I like that Haynes manual pic, but I still wonder how that fresh air gets in from the air cleaner when the motor is running. There’s a lot of sucking from the carb, but maybe the top side of the moving valves generates a fair bit of positive pressure in the valve rocker area.
 
But Dizzy was way more efficient with his words!

I like that Haynes manual pic, but I still wonder how that fresh air gets in from the air cleaner when the motor is running.
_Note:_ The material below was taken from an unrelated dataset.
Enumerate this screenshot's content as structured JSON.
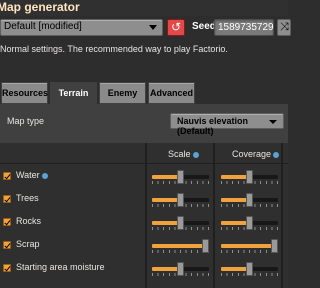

There’s a lot of sucking from the carb, but maybe the top side of the moving valves generates a fair bit of positive pressure in the valve rocker area.

The PCV is really just a one way check valve. If the valve cover is positive most likely because the valve stems are leaking or PCV is plugged causing a positive pressure in the crankcase and fumes coming up around the push rods. Today this is part of the emissions. Prior to emissions it prevented a gas/air mixture from exploding in the crankcase. Bad enough blow by as the fuel/air in the cylinder ignite and leak by the rings and explode in the crankcase. The draft tube on the oil fill was designed to remove the fumes. The PCV was just more efficient using the vacuum in the intake to draw it out.